We’re back with another exclusive Q&A, part of our Behind the Shell series! We sat down with Mikros Animation‘s VFX Supervisor, Matthieu Rouxel on all things Teenage Mutant Ninja Turtles: Mutant Mayhem. Keep reading to find out more about Matthieu and his work on the project 👇
Q: Hi Matthieu, can you tell us about your career journey into Mikros Animation?
A: I started at Mikros in 2016 as Lighting and Compositing Supervisor on Captain Underpants. It was a very exciting and fun project for Dreamworks from which I learnt a lot for my first time in this position -especially in creating a good relationship with an Art Director.
I then navigated from one project to another with different budget sizes.
I moved to a CG Sup Image position on Sponge Bob; another project with very ambitious artistic and technical ambition on which I could extend my skills in more upstream departments.
Some of the reasons I keep working with Mikros Animation are the variety of projects and their quality and the creative spirit of the studio that is driven by the artistic aspect, no matter what the challenge is.
Q: What was your first reaction after learning you’d be working on the Animation for Teenage Mutant Ninja Turtles: Mutant Mayhem?
I would have never imagined having a first experience as a VFX supervisor on such a major franchise and with such talented creatives.
It was scary in a way, but the challenge and the opportunity were impossible to refuse.
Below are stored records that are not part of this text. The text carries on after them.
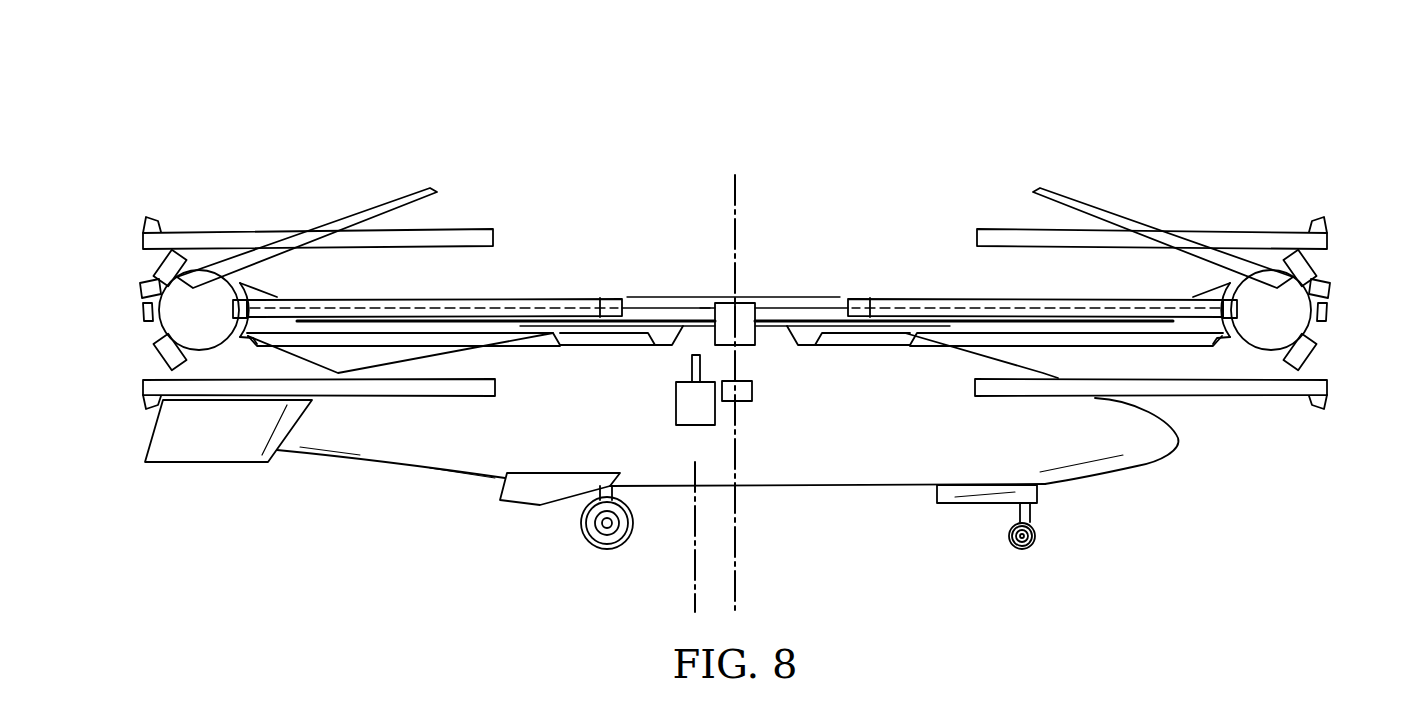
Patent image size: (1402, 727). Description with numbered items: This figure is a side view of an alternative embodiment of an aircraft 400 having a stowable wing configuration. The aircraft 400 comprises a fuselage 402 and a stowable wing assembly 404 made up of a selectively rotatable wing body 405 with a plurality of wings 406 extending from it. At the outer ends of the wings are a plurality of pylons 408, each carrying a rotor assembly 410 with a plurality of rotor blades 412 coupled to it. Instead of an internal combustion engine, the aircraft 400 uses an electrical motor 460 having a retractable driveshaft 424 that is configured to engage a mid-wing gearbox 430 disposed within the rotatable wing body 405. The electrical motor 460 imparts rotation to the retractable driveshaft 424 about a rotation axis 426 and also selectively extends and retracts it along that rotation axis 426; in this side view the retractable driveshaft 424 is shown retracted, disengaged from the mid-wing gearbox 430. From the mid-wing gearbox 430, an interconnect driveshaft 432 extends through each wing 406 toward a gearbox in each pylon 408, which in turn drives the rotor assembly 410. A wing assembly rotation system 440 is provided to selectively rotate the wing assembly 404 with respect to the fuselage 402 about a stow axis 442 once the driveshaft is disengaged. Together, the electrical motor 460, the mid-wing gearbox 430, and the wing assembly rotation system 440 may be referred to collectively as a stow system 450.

The aircraft 400 is at (1066, 103).
The fuselage 402 is at (885, 490).
The stowable wing assembly 404 is at (803, 300).
The selectively rotatable wing body 405 is at (703, 300).
The wings 406 is at (640, 300).
The pylons 408 is at (232, 262).
The rotor assembly 410 is at (152, 330).
The rotor blades 412 is at (458, 229).
The retractable driveshaft 424 is at (690, 362).
The rotation axis 426 is at (693, 600).
The mid-wing gearbox 430 is at (745, 303).
The interconnect driveshaft 432 is at (600, 300).
The wing assembly rotation system 440 is at (752, 394).
The stow axis 442 is at (738, 195).
The stow system 450 is at (754, 440).
The electrical motor 460 is at (675, 410).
Absolutely no regrets today.
Q: Describe the project in 3 words
A: Challenging, unseen, fun.
Q: What does your role as a VFX Supervisor look like on the Teenage Mutant Ninja Turtles: Mutant Mayhem project?
A: Overseeing the production of the picture. I interacted with the Director and the Production Designer to understand fully their vision of the movie.
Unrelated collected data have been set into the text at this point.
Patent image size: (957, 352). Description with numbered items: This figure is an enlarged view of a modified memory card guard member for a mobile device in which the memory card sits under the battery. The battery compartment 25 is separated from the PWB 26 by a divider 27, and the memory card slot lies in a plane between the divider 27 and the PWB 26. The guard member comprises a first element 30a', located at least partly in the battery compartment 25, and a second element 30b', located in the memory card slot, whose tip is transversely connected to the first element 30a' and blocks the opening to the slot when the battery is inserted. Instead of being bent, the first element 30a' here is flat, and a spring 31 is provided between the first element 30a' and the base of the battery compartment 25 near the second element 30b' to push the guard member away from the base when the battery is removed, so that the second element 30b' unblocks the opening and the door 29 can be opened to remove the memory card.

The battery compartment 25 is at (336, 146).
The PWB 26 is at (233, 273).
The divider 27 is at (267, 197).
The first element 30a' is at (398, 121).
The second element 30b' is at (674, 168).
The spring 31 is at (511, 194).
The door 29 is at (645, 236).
I worked closely with all the departments to make sure we were doing everything necessary to get the expected result.
I worked with developers and supervisors to quickly get the technology and workflow in place, whilst evaluating the risk and the cost of each decision. In this regard, I was particularly involved in shading development and lighting workflow.
I was then reviewing and giving feedback to most of the visual departments to present work to the creative team consistent with the Art Direction.
Q: Who is your favorite TMNT character, and why?
A: Flyman aka superFly.
To me, he is probably one of the most successful villains in Animation’s history. He’s Scary and funny with a real background to motivate his actions. His design, acting and final look are incredibly good.
Q: What was your favorite part of the project?
A: Creating the tools and technology to achieve the look of the movie were a super exciting part. The Mikros Animation team has really been a partner with Nickelodeon to get a great animation on screen, providing solutions and recommendations.
Q: What have you learned since working on the TMNT film visual effects?
A: That you can really get the artists from every department out of their comfort zone and enjoy it when you get them to understand the final look.
Q: When you’re not working on a project, you can be found…
A: Being a dad of young kids, probably in the playground. And when I have the opportunity to do so, on long hiking in national parks.
Q: Share something you’re proud of.
A: I am very proud that we could build such a trustful relationship with the creatives. It is a great reward for the teams and their implication.
Second, I think that we did great in injecting stylization in early departments such as modelling and surfacing to really bring something special on screen and not just having it processed in post. We have made critical choices early in production that paid off.
Q: Anything you can share about the Teenage Mutant Ninja Turtles: Mutant Mayhem film?
A: When we started to brainstorm on a special character, we were stressed about its level of complexity and anticipated major challenges at every step. I can’t say it was exactly easy, but it turned out to be one of the best-optimized characters and not such a big deal in the end, whilst still a real success on screen. Some minor and anecdotic parts of the movie have been much more problematic in comparison.